The company says that it heard for those sellers who wanted to work with manufacturers that it was sometimes challenging to find the right partners. This is what Etsy Manufacturing is aiming to address. The idea is to create a marketplace where sellers can connect with small-scale manufacturers who have been vetted in advance by the company, after meeting select criteria. For example, manufacturers must also be transparent, detail to what extent they allow subcontracting, and specify their size. They must also agree to “a series of commitments on transparency, safe and just workplaces, and customer service,” explains Etsy.

For Etsy, this expansion also has the potential to increase the marketplace’s revenue.
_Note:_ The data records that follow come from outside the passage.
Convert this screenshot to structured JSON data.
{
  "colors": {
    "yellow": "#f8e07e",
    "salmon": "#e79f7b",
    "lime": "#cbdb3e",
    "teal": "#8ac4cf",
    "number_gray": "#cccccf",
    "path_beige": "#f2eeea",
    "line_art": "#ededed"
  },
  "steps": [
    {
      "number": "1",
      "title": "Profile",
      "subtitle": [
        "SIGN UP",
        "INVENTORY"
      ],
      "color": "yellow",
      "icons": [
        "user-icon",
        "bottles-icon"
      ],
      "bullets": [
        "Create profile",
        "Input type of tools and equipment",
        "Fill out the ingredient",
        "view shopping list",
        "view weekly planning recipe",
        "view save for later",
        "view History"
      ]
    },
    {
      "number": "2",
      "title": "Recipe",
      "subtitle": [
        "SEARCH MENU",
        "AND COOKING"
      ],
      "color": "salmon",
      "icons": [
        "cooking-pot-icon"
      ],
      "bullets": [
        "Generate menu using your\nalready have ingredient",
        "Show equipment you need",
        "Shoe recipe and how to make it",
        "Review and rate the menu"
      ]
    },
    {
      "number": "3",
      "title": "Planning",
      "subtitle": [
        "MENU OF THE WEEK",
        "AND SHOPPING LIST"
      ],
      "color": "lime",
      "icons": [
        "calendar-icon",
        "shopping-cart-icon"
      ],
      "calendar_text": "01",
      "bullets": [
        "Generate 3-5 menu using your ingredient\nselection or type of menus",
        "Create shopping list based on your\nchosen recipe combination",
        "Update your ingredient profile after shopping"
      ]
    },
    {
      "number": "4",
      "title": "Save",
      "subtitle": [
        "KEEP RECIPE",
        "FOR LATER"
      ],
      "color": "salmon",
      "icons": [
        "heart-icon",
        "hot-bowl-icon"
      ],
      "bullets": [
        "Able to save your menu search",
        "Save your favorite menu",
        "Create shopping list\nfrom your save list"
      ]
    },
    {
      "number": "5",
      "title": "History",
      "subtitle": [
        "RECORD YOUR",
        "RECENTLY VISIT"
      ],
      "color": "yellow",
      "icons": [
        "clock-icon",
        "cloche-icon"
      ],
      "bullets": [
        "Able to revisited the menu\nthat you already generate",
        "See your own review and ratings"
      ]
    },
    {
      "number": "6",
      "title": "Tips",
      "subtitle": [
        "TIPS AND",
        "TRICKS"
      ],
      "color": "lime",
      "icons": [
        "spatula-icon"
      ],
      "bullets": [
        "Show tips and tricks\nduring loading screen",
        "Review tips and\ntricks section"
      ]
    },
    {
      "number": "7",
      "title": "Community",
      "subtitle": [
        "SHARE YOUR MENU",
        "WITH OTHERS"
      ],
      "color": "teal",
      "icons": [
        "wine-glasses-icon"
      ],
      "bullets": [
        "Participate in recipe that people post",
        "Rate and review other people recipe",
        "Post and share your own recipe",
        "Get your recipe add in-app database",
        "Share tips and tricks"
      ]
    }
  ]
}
Currently, Etsy charges $0.20 to list an item, and a 3.5 percent transaction fee when the item sales. Obviously, allowing sellers to make more items to sell means Etsy will make more, too. And using the new marketplace won’t always be a free service, either, which will help the company financially.

Etsy has been struggling since its IPO this April, only beating expectations by a slim margin in Q2, citing issues with currency exchange rates as partly to blame. In addition, the company said that its revenue grow was going to slow while marketing spend would increase in the third quarter, causes shares to tumble following its Q2 earnings. The company’s stock now trades at around $14 per share, down from $30 at its IPO.

The new Manufacturing marketplace will launch into beta in late 2015, and will allow designers and manufacturers to transact in 2016. There will be no cost to find a manufacturer during the beta trials, but transactions via the site will have associated fees that will be announced at a later date.